According to the U.S. Conference of Catholic Bishops, the State Department will provide $1,850 per refugee for the first three months of assistance, to be used for reception, initial housing, food, clothing, referrals services and social programs.

If the refugees are not able to find a job in those first three months, or are precluded from doing so due to a disability, they are eligible for many welfare programs, including Temporary Aid for Needy Families (TANF), Medicaid, SNAP (food stamps), and Supplemental Security Income.
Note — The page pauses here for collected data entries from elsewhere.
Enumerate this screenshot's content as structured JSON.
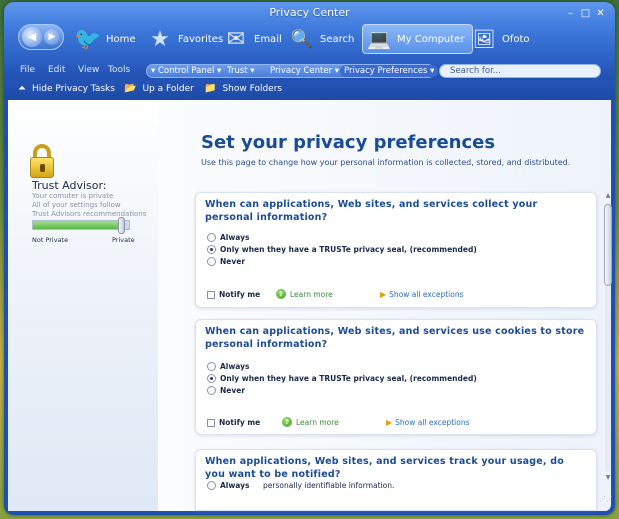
{
  "window": {
    "title": "Privacy Center"
  },
  "nav": {
    "items": [
      {
        "label": "Home",
        "icon": "home-icon"
      },
      {
        "label": "Favorites",
        "icon": "star-icon"
      },
      {
        "label": "Email",
        "icon": "envelope-icon"
      },
      {
        "label": "Search",
        "icon": "magnifier-icon"
      },
      {
        "label": "My Computer",
        "icon": "laptop-icon"
      },
      {
        "label": "Ofoto",
        "icon": "photo-icon"
      }
    ]
  },
  "menu": {
    "file": "File",
    "edit": "Edit",
    "view": "View",
    "tools": "Tools"
  },
  "breadcrumb": [
    "Control Panel",
    "Trust",
    "Privacy Center",
    "Privacy Preferences"
  ],
  "search": {
    "placeholder": "Search for..."
  },
  "tasks": {
    "hide": "Hide Privacy Tasks",
    "up": "Up a Folder",
    "show": "Show Folders"
  },
  "sidebar": {
    "title": "Trust Advisor:",
    "lines": [
      "Your comuter is private",
      "All of your settings follow",
      "Trust Advisors recommendations"
    ],
    "meter": {
      "low": "Not Private",
      "high": "Private",
      "level": 0.92
    }
  },
  "main": {
    "title": "Set your privacy preferences",
    "subtitle": "Use this page to change how your personal information is collected, stored, and distributed."
  },
  "sections": [
    {
      "question": "When can applications, Web sites, and services collect your personal information?",
      "options": [
        "Always",
        "Only when they have a TRUSTe privacy seal, (recommended)",
        "Never"
      ],
      "selected": 1,
      "notify": "Notify me",
      "learn": "Learn more",
      "exceptions": "Show all exceptions"
    },
    {
      "question": "When can applications, Web sites, and services use cookies to store personal information?",
      "options": [
        "Always",
        "Only when they have a TRUSTe privacy seal, (recommended)",
        "Never"
      ],
      "selected": 1,
      "notify": "Notify me",
      "learn": "Learn more",
      "exceptions": "Show all exceptions"
    },
    {
      "question": "When applications, Web sites, and services track your usage, do you want to be notified?",
      "options": [
        "Always"
      ],
      "extra": "personally identifiable information."
    }
  ]
}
While Rep. Byrne, and many other lawmakers whose districts will soon house refugees recognize the United States must help those persecuted for their religion or forced from their homes because of violence and terrorism, they also insist those being admitted are properly vetted for security risks.
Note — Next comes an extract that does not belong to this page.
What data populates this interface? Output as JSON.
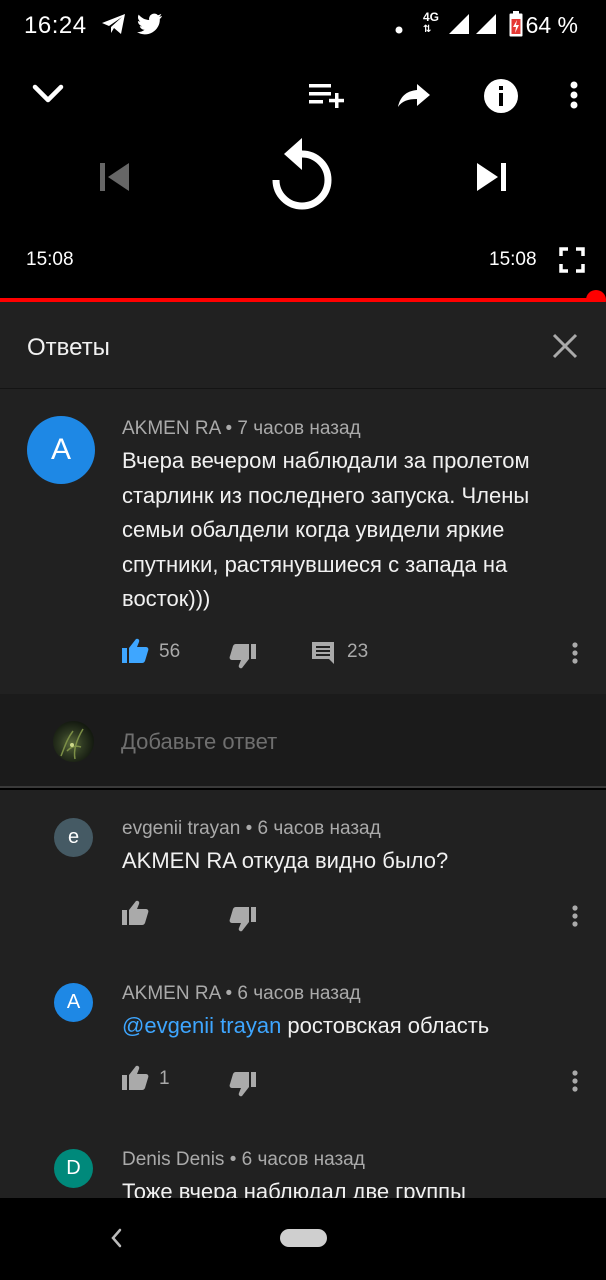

“Recently, National Intelligence Director James Clapper said that his agency would not ‘put it past the likes of ISIL to infiltrate operatives among these refugees,'” wrote Byrne in his letter to the State Department. “These terrorist groups have made clear they intend to use the refugee process to infiltrate our country, and I have serious concerns about increasing the number of allowed refugees.”

Congressman Byrne asked the Department to answer several questions regarding the application and screening processes the government will employ to ensure the refugee process is not being exploited by those who wish the U.S. harm.

1. What kind of vetting process must the applicants go through?
2. What types of security screenings must the applicants go through and which federal agencies or departments are involved in the screenings?
3. What are some of the specific findings that could lead to an application being denied?
4. What efforts will be made to monitor the status of these individuals while they are in the United States?
5. What safeguards are in place to ensure our national security remains a priority while admitting refugees?
6. Will this increase in refugees require additional funding from Congress?

Understanding some of the answers to these questions may be sensitive, or even confidential, Byrne wrote he understood if they must be shared in a “classified setting.”

The State Department has acknowledged receipt of the letter, Byrne’s office told Yellowhammer Monday, but has yet to respond.